I particularly liked this distinction and found it helpful because I viewed what Heifetz called “adaptive challenges” as “spiritual challenges.” They involved loss (all sorts of losses facing each of us now), risk (trying things that we don’t already know how to do, getting out of our comfort zone), and requires change of hearts and mind. Doing adaptive work is transformative. It doesn’t mean taking a pill, but changing our lives.

We are being, and will be transformed, by this crisis in ways we do not now know. Whether those will, on balance, be positive or negative depends on whether we take on the adaptive work before us at this strange time, rising to its challenge — or insist that some expert fix it all for us. From where I sit, I would say our national leadership has not done a great job to date. But people (looking at you!) are rising to the occasion, adapting with courage and creativity. There’s adaptive work being done by employers and employees, by parents and children, by public officials and private citizens. Some of it involves technical elements: e.g. ZOOM for worship, FaceTime for interaction with grandchildren. But the really important stuff, living with huge uncertainty, grieving losses, managing fears, figuring out what we can do and what we can’t, changing routines and finding new ones, that’s facing us all.

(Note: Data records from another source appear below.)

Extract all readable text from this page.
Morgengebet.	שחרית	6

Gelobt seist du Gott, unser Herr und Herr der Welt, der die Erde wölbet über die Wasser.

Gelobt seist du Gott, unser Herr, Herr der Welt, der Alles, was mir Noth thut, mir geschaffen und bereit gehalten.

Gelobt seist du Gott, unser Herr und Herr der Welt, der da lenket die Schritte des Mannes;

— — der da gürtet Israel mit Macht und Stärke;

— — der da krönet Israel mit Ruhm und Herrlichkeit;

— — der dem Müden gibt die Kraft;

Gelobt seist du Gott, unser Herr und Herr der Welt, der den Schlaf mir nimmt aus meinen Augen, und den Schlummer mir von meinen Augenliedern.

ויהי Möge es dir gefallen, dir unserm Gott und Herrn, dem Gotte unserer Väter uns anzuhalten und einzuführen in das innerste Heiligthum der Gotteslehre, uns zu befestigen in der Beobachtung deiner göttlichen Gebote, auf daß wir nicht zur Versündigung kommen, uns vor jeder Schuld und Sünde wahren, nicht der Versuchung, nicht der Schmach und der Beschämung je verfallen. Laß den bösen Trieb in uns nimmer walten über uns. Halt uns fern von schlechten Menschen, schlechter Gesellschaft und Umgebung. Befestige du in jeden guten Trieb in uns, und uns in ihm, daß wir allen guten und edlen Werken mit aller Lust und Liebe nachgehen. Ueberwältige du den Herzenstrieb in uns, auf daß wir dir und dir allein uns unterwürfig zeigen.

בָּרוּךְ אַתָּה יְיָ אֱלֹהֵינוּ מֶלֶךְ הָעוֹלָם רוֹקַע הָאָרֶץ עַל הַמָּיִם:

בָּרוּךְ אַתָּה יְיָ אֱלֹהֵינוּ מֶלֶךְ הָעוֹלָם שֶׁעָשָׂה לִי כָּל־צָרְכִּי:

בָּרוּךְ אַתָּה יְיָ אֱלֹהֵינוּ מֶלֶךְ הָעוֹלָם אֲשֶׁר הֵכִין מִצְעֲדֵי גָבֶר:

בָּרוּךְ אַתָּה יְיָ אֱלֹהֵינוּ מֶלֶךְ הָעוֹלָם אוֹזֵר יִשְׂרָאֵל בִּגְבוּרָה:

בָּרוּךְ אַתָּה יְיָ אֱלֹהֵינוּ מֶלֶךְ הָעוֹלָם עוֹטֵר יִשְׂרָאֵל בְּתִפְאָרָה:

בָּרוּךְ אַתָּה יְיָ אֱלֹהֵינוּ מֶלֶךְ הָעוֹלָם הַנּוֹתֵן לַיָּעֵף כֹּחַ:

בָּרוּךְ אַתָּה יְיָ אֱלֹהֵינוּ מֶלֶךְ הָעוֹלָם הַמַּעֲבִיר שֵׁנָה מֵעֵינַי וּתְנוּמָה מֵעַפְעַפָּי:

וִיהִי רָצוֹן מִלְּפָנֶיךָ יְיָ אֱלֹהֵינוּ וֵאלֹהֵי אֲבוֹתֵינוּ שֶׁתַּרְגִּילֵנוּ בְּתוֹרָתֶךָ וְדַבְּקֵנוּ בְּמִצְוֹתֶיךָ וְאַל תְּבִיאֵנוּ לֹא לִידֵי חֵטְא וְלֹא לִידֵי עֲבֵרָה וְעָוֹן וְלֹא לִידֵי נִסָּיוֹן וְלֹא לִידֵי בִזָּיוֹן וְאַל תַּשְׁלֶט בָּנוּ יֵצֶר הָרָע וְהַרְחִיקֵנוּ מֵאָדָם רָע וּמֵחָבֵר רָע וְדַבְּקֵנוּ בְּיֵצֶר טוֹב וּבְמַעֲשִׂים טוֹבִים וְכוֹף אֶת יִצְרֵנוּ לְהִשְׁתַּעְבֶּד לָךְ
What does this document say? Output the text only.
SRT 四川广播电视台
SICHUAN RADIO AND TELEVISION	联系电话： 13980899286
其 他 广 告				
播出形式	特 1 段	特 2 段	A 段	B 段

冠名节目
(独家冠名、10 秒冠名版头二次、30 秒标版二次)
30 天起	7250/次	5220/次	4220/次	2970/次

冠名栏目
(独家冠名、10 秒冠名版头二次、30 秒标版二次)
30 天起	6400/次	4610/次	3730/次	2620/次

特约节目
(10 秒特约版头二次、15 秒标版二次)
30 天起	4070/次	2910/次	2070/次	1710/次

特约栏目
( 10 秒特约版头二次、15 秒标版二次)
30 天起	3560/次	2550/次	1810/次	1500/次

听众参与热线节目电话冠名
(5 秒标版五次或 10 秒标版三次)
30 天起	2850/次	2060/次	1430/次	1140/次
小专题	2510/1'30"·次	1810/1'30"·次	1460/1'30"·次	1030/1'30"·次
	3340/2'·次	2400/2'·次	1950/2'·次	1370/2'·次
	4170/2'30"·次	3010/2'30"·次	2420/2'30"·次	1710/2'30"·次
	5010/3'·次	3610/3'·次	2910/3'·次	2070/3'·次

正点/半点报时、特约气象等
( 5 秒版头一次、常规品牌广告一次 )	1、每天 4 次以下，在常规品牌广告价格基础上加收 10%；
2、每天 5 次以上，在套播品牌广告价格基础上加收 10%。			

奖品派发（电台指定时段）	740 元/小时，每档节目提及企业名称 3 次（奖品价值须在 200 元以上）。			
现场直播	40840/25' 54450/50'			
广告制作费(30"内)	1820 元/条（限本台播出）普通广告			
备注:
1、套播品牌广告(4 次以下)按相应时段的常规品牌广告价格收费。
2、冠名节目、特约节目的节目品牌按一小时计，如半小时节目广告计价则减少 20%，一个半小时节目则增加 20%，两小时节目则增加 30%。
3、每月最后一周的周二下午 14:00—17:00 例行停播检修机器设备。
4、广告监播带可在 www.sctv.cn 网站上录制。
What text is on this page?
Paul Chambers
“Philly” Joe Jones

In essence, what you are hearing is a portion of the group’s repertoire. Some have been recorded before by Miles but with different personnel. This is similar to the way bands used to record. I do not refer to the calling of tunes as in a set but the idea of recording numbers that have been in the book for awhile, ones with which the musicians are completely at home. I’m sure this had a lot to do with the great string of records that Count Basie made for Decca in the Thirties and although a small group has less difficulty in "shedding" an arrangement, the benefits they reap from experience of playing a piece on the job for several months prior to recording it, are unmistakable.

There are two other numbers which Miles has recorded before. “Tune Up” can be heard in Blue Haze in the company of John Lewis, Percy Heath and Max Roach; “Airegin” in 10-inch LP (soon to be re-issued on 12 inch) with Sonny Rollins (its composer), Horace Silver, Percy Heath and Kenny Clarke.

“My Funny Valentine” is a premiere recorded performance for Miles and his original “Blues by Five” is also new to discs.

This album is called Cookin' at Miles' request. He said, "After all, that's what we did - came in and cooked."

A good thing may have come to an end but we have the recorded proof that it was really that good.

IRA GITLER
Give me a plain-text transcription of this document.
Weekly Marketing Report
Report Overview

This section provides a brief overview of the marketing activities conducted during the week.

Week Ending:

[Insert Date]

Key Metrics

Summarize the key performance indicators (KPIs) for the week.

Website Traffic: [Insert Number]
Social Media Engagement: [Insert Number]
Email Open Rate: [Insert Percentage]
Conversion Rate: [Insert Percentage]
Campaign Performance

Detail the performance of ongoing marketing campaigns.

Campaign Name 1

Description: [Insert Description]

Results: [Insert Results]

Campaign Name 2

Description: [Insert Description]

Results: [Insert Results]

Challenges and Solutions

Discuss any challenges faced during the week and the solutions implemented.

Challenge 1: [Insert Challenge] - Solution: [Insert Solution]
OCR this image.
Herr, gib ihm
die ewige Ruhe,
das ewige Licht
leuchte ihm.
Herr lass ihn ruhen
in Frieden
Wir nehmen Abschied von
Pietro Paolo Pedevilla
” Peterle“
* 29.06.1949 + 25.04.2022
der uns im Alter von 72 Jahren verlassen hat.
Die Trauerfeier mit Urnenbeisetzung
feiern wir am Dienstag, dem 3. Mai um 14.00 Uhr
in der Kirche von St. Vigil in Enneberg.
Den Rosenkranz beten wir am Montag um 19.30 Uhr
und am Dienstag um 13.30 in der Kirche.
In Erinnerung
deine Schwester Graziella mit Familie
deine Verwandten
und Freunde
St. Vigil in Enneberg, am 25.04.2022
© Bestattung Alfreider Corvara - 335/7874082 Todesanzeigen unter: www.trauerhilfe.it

This pandemic isn’t just a technical problem to be solved by the right expert or drug (although we hope a vaccine is identified). It is an adaptive challenge, a spiritual challenge, for each of us, for our nation and world. How to live now? How to understand our responsibility now?

An example of a creative adaptive response, one that came to my attention today, was an effort underway in San Francisco to help restaurants survive and to get health workers on the front lines supported. The idea: a donor puts up $1000 for a meal for fifty health care workers. The restaurants prepare it. The restaurants are given business, important business. Health care workers are fed and supported. Change of hearts and minds all around.

This is already a long post, so I’ll conclude for now. Main point, suddenly, without planning or choice, we are all facing a huge adaptive challenge — a huge spiritual challenge — which involves loss, risk and requires change of hearts and minds. It is likely more pain lies ahead. But I believe that we may emerge stronger and better for facing this challenge with hope and courage. Bless you all!